Getting started

Installation

The easiest way to install django-opensearch-dsl is through pip:

  • pip install django-opensearch-dsl

Then add django_opensearch_dsl to your INSTALLED_APPS settings.

You must then define OPENSEARCH_DSL in your Django settings.

For example:

OPENSEARCH_DSL = {
    'default': {
        'hosts': 'localhost:9200'
    },
    'secure': {
        'hosts': [{"scheme": "https", "host": "192.30.255.112", "port": 9201}],
        'http_auth': ("admin", "password"),
        'timeout': 120,
    },
}}

OPENSEARCH_DSL is then passed to opensearchpy.connection.connections.configure .

Create Document Classes

To index instances of the following model :

# models.py

class Car(models.Model):
    name = models.CharField()
    color = models.CharField()
    description = models.TextField()
    type = models.IntegerField(choices=[
        (1, "Sedan"),
        (2, "Truck"),
        (4, "SUV"),
    ])

First create a subclass of django_opensearch_dsl.Document containing the subclasses Index (which define the index' settings) and Django (which contains settings related to your django Model). Finally, register the class using registry.register_document() decorator.

It is required to define Document classes inside a file named documents.py in your apps' directory.

# documents.py

from django_opensearch_dsl import Document
from django_opensearch_dsl.registries import registry
from .models import Car


@registry.register_document
class CarDocument(Document):
    class Index:
        name = 'cars'  # Name of the Opensearch index
        settings = {  # See Opensearch Indices API reference for available settings
            'number_of_shards': 1,
            'number_of_replicas': 0
        }
        # Configure how the index should be refreshed after an update.
        # See Opensearch documentation for supported options.
        # This per-Document setting overrides settings.OPENSEARCH_DSL_AUTO_REFRESH.
        auto_refresh = False

    class Django:
        model = Car  # The model associated with this Document        
        fields = [  # The fields of the model you want to be indexed in Opensearch
            'name',
            'color',
            'description',
            'type',
        ]
        # Paginate the Django queryset used to populate the index with the specified size
        # This per-Document setting overrides settings.OPENSEARCH_DSL_QUERYSET_PAGINATION.
        queryset_pagination = 5000

Create and Populate Opensearch's Indices

To create indices, use the opensearch index management command :

  • python manage.py opensearch index create

and to populate the indices, use the opensearch document management command :

  • python3 manage.py opensearch document index

See management commands for more information.
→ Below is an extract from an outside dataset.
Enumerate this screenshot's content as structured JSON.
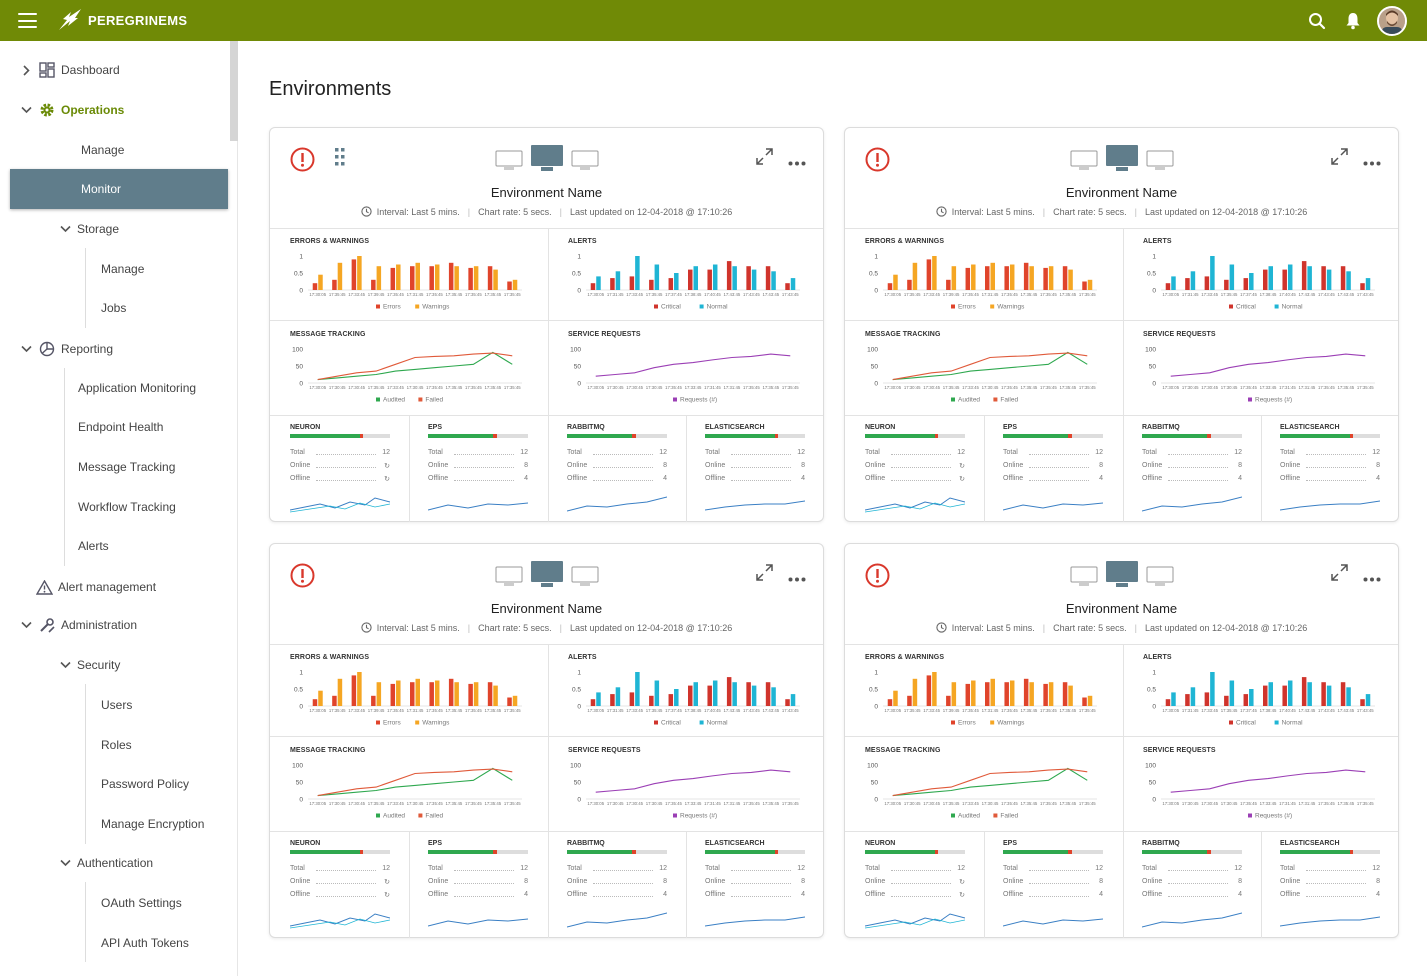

To get an opensearch-py Search instance, use:

s = CarDocument.search().filter("term", color="red")

# or

s = CarDocument.search().query("match", description="beautiful")

for hit in s:
    print("Car name : {}, description {}".format(hit.name, hit.description))

The previous example returns a result specific to opensearch-py, but it is also possible to convert the opensearch result into a real Django queryset, just be aware that this costs a SQL request to retrieve the model instances with the ids returned by the opensearch query.

s = CarDocument.search().filter("term", color="blue")[:30]
qs = s.to_queryset()
# qs is just a django queryset and it is called with order_by to keep
# the same order as the opensearch result.